What are the benefits of joining a writing group?

  1. Critique and/or support – When you find a good group you get free critiquing or support that would otherwise cost 3 cents per word and upwards. It’s not quite like having your own editor, but it’s the next best thing. In some ways it’s better because of the diversity of opinion you receive.
  2. Motivation – Some members in my group find the weekly commitment of 2k words a strong motivator, saying they might otherwise struggle to commit writing time.
  3. Support – A couple of times I’ve reached out to members when I’ve hit lows. They’ve reminded me that my story is strong, important and worth the effort. Recently they told me enough finessing, it’s time to finish my manuscript and put it out there. In short, they’ve bolstered me and given me perspective when I’ve most needed it.
  4. Being with fellow writers – As much as your friends or family might think it’s great (or not) that you write, no one can understand your writing glories and struggles like fellow writers. Writing is an otherwise solitary act so it’s great to share.
  5. Brainstorming – Sometimes members get stuck and we brainstorm ideas. The ending of my book wasn’t quite right, but now it’s formidable thanks to one member’s suggestion. Others have changed point of view or added in magical realism elements to overcome challenges. More heads can be better than one.

What are any negatives of joining a writing group?

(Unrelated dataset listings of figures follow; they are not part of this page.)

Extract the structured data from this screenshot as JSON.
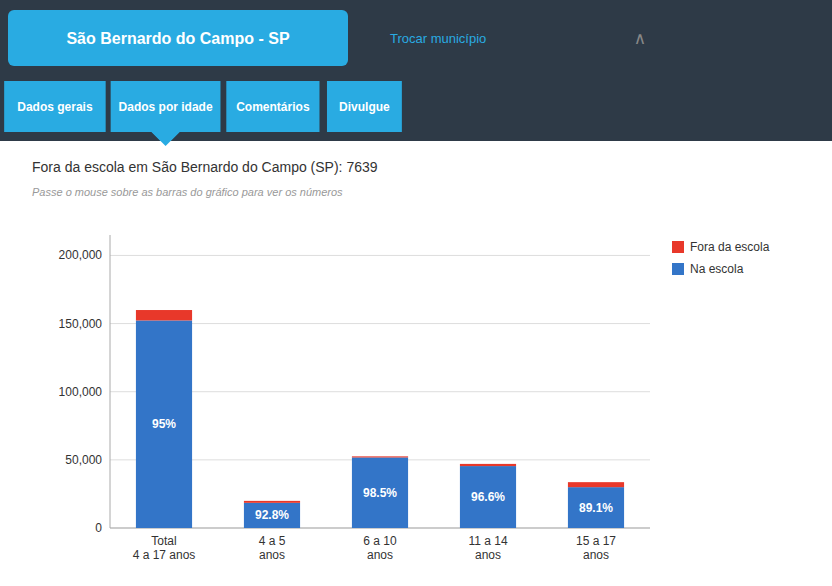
{
  "chart_data": {
    "type": "bar",
    "title": "Fora da escola em São Bernardo do Campo (SP): 7639",
    "subtitle": "Passe o mouse sobre as barras do gráfico para ver os números",
    "annotations": [
      "São Bernardo do Campo - SP",
      "Trocar município",
      "∧",
      "Dados gerais",
      "Dados por idade",
      "Comentários",
      "Divulgue"
    ],
    "categories": [
      "Total\n4 a 17 anos",
      "4 a 5\nanos",
      "6 a 10\nanos",
      "11 a 14\nanos",
      "15 a 17\nanos"
    ],
    "series": [
      {
        "name": "Na escola",
        "color": "#3375C8",
        "values": [
          152303,
          18464,
          51778,
          45438,
          29970
        ],
        "percentages": [
          95,
          92.8,
          98.5,
          96.6,
          89.1
        ],
        "percentage_labels": [
          "95%",
          "92.8%",
          "98.5%",
          "96.6%",
          "89.1%"
        ]
      },
      {
        "name": "Fora da escola",
        "color": "#E8382A",
        "values": [
          7639,
          1442,
          787,
          1597,
          3670
        ]
      }
    ],
    "stacked": true,
    "ylim": [
      0,
      215000
    ],
    "yticks": [
      0,
      {
        "value": 50000,
        "label": "50,000"
      },
      {
        "value": 100000,
        "label": "100,000"
      },
      {
        "value": 150000,
        "label": "150,000"
      },
      {
        "value": 200000,
        "label": "200,000"
      }
    ],
    "grid": true,
    "legend": "top-right"
  }
}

  1. Lack of safety – In one group I joined, a member turned vicious if she didn’t like your work. Unfortunately, others copied her negative tone. I was once lampooned an entire season for having a prologue. This kind of experience is destructive. Avoid. Writing is exposition of your deepest self. The critiquing environment must be safe and encourage constructive, dissuading destructive participation. There are always positives.
  2. Poor organisation and leadership – There must be agreed and enforced rules for writing groups to be effective and rewarding. For example, for long prose groups, a quorum who attend regularly is critical. Other questions to ask are does your organiser take into account others’ views on potential new members? Are they a good time manager keeping members within their allotment? And are they willing to reign people in if they step out of bounds or remove members who don’t fit in?
  3. Wrong genre – Are you a short story writer but you’re in a long story group? Do you need a group of fellow biographers but you’re in a fiction group? Do you write science fiction but you’re in a romance group and they don’t get concepts such as world building? Make sure you know what you need and search for the appropriate group or you’ll risk feeling alienated and disheartened.
  4. Group mentality – Even in the best of groups, people can get carried away. I recall my group telling me they didn’t care about my main character. Whoa! I got the point, which was valid and important, but I didn’t need to have it repeated for half an hour. You may need to firmly but gently steer your fellow writers back towards their more diplomatic, positive selves.

How to find the right group for you

There are many options, including:

  • Online groups where you trade feedback. These can be genre specific
  • Writer’s centres in your area or state that offer many kinds of groups
  • MeetUp
  • Start your own group, perhaps finding members through your local library, your existing network, at writers’ festivals or even Gumtree.

Trust your judgement. If a group doesn’t feel right, then it’s not for you.

Above all, be open, but also listen to yourself.